Conditioning is generally a term used to describe a training piece that is intended to develop either your aerobic or anaerobic capacity, and the key to designing programmes that develop conditioning is an understanding of the body’s energy systems. The primary function of all the body’s energy systems is to resynthesise ATP. ATP is essential for muscle contraction, and is finite, meaning it will run out if the body doesn’t reproduce it.
The aerobic energy system is the body’s primary source of energy, and uses readily available oxygen to resynthesise ATP within cells. This is a great continuous source of energy but it is a bit slow, so can only be used during low to moderate intensity exercise. What do we class as low intensity exercise? Any exercise that is below your lactate threshold, typically around 70% of your max heart rate, and is relatively long in duration. In CrossFit terms, think 10k row, triathlon style events or long runs.

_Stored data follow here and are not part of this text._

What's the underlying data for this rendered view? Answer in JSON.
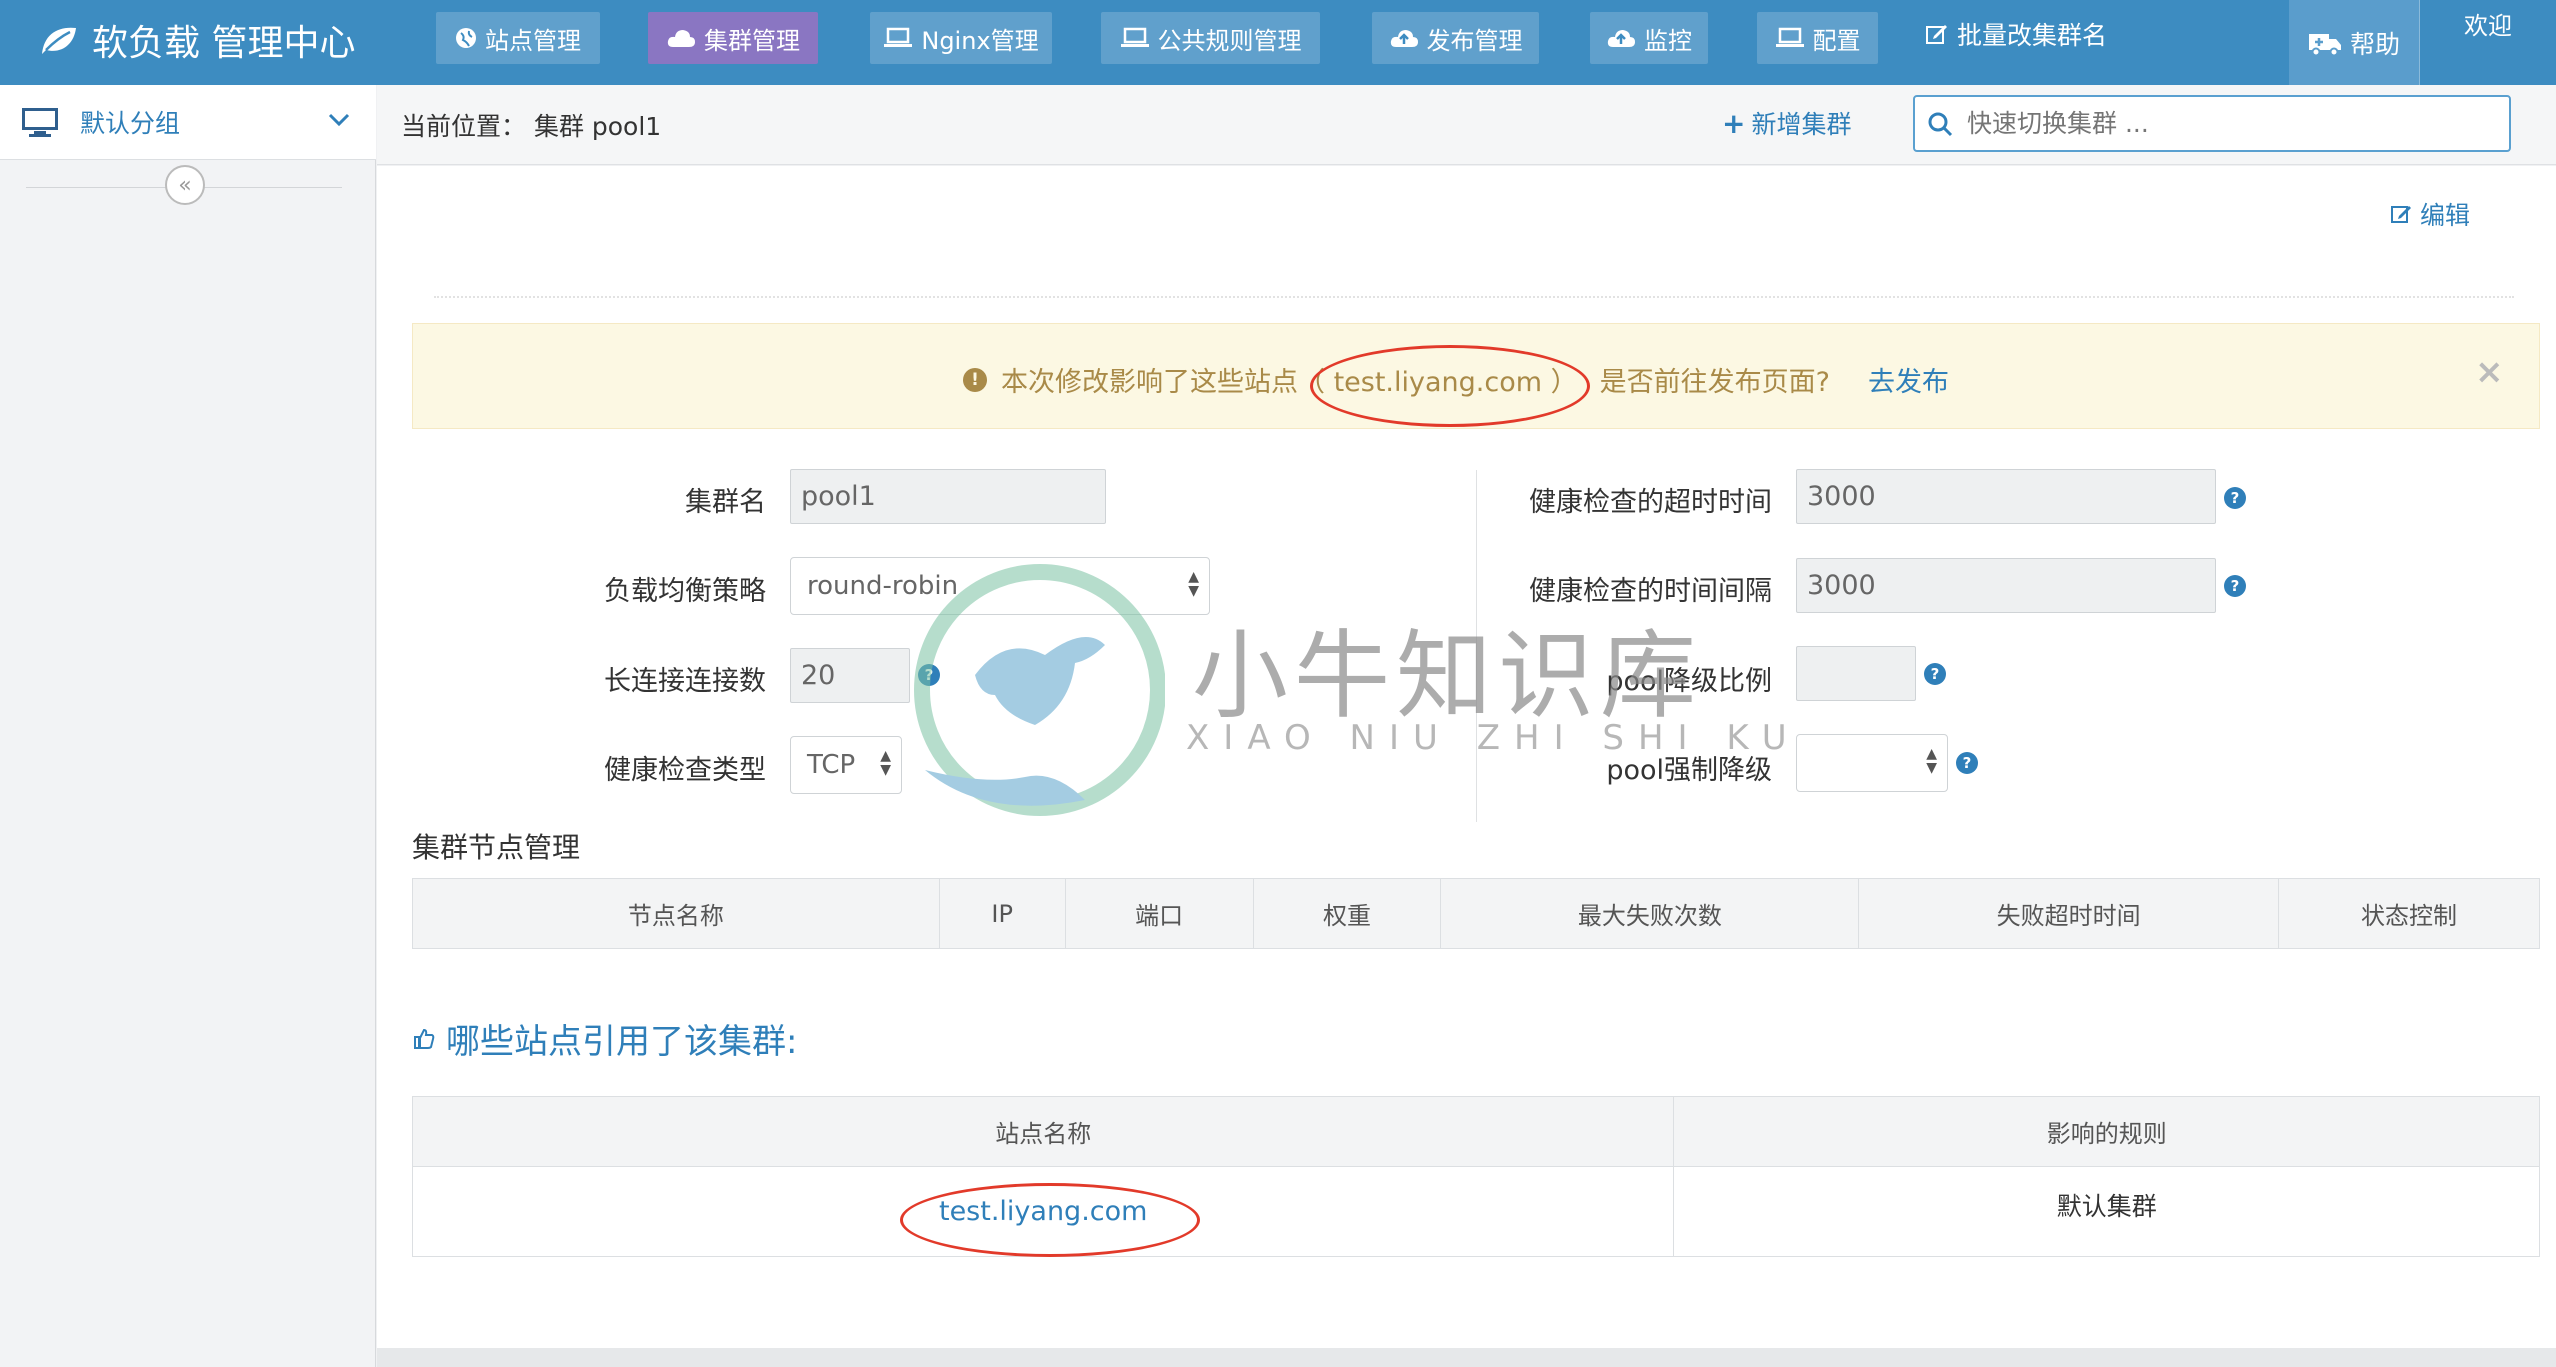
{
  "app": {
    "brand": "软负载 管理中心"
  },
  "nav": {
    "items": [
      {
        "label": "站点管理"
      },
      {
        "label": "集群管理"
      },
      {
        "label": "Nginx管理"
      },
      {
        "label": "公共规则管理"
      },
      {
        "label": "发布管理"
      },
      {
        "label": "监控"
      },
      {
        "label": "配置"
      },
      {
        "label": "批量改集群名"
      }
    ],
    "help": "帮助",
    "welcome": "欢迎"
  },
  "sidebar": {
    "group_label": "默认分组",
    "collapse_glyph": "«"
  },
  "breadcrumb": {
    "text": "当前位置：  集群 pool1"
  },
  "toolbar": {
    "add_cluster": "新增集群",
    "search_placeholder": "快速切换集群 ..."
  },
  "main": {
    "edit": "编辑"
  },
  "alert": {
    "prefix": "本次修改影响了这些站点",
    "sites": "（ test.liyang.com ）",
    "question": "是否前往发布页面?",
    "link": "去发布",
    "close": "×"
  },
  "form": {
    "cluster_name": {
      "label": "集群名",
      "value": "pool1"
    },
    "lb_strategy": {
      "label": "负载均衡策略",
      "value": "round-robin"
    },
    "keepalive": {
      "label": "长连接连接数",
      "value": "20"
    },
    "hc_type": {
      "label": "健康检查类型",
      "value": "TCP"
    },
    "hc_timeout": {
      "label": "健康检查的超时时间",
      "value": "3000"
    },
    "hc_interval": {
      "label": "健康检查的时间间隔",
      "value": "3000"
    },
    "pool_ratio": {
      "label": "pool降级比例",
      "value": ""
    },
    "pool_force": {
      "label": "pool强制降级",
      "value": ""
    }
  },
  "nodes": {
    "title": "集群节点管理",
    "columns": [
      "节点名称",
      "IP",
      "端口",
      "权重",
      "最大失败次数",
      "失败超时时间",
      "状态控制"
    ]
  },
  "refs": {
    "title": "哪些站点引用了该集群:",
    "columns": [
      "站点名称",
      "影响的规则"
    ],
    "rows": [
      {
        "site": "test.liyang.com",
        "rule": "默认集群"
      }
    ]
  },
  "watermark": {
    "name": "小牛知识库",
    "pinyin": "XIAO NIU ZHI SHI KU"
  },
  "colors": {
    "nav_bg": "#3d8cc1",
    "active_nav": "#8a76c2",
    "link": "#2f7fb9",
    "alert_bg": "#fcf8e3",
    "annotation_red": "#e23a2a"
  }
}
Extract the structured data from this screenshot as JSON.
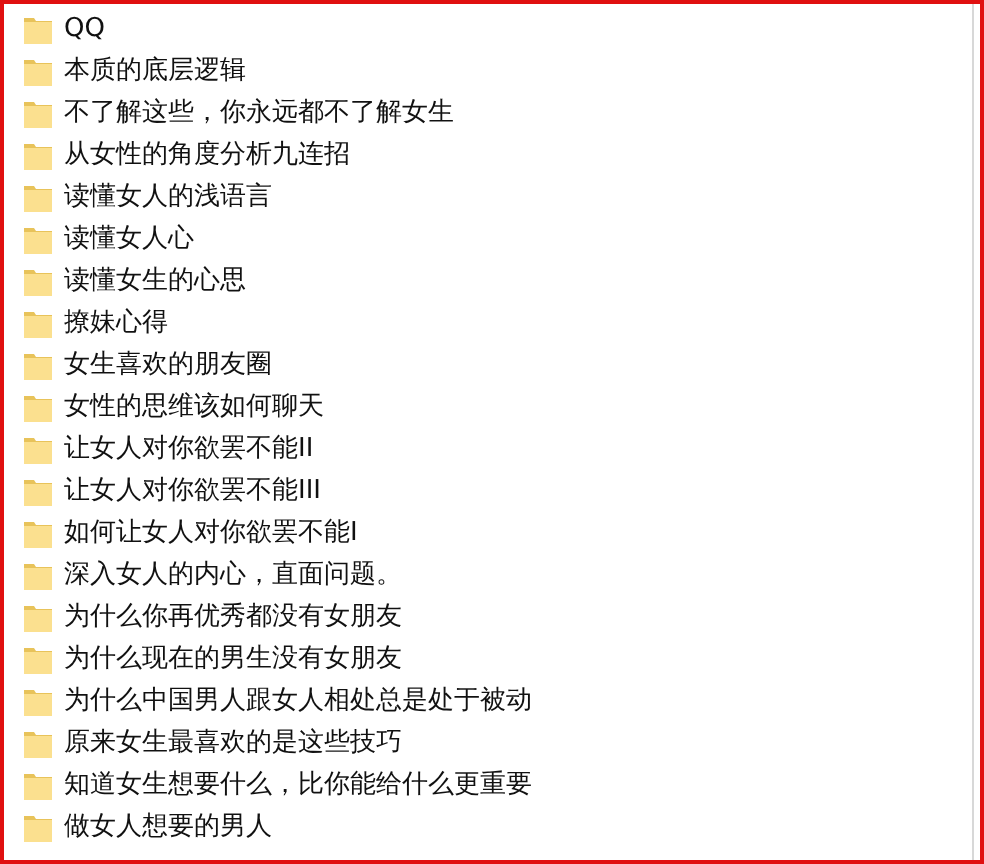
{
  "files": [
    {
      "name": "QQ"
    },
    {
      "name": "本质的底层逻辑"
    },
    {
      "name": "不了解这些，你永远都不了解女生"
    },
    {
      "name": "从女性的角度分析九连招"
    },
    {
      "name": "读懂女人的浅语言"
    },
    {
      "name": "读懂女人心"
    },
    {
      "name": "读懂女生的心思"
    },
    {
      "name": "撩妹心得"
    },
    {
      "name": "女生喜欢的朋友圈"
    },
    {
      "name": "女性的思维该如何聊天"
    },
    {
      "name": "让女人对你欲罢不能II"
    },
    {
      "name": "让女人对你欲罢不能III"
    },
    {
      "name": "如何让女人对你欲罢不能I"
    },
    {
      "name": "深入女人的内心，直面问题。"
    },
    {
      "name": "为什么你再优秀都没有女朋友"
    },
    {
      "name": "为什么现在的男生没有女朋友"
    },
    {
      "name": "为什么中国男人跟女人相处总是处于被动"
    },
    {
      "name": "原来女生最喜欢的是这些技巧"
    },
    {
      "name": "知道女生想要什么，比你能给什么更重要"
    },
    {
      "name": "做女人想要的男人"
    }
  ]
}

The anaerobic energy system plays a big role in most CrossFit workouts, and can be split into the lactic or glycolytic energy system and ATP-PC system. For the time being we will focus only on the lactic energy system. This energy system uses blood glucose, and glucose stored in muscle cells to resynthesise ATP through a process called glycolysis. No oxygen is required making ATP production much faster, however oxygen is required to remove the waste product of glycolysis – pyruvic acid. Oxygen reacts with pyruvic acid to again resynthesise ATP and provide more energy, a by product of this second reaction is lactic acid, a build up of which can significantly impair muscle function. So it is the job of oxygen to break down lactic acid and reduce the decrement in muscle function, easier said than done! As ATP is resynthesised faster through the lactic energy system it can fuel workouts that are performed at a much higher intensity than the aerobic energy system, again in CrossFit terms think Fran or Grace.
Now it’s important not to think of these energy systems as stand-alone sources of energy. Your 15-minute AMRAP is too long to be performed using purely the lactic energy system, but your likely to be working at an intensity higher than 70% of you max heart rate. Energy systems are constantly interacting, as one becomes exhausted another takes over, therefore it is important not to focus solely on one or the other. To be a well-rounded CrossFit athlete you need to have well developed aerobic and anaerobic energy systems. Over the course of the next couple of articles we will first look at how to effectively develop each energy system, and then look at how we prioritise, integrate and maintain each energy system over the course of a season.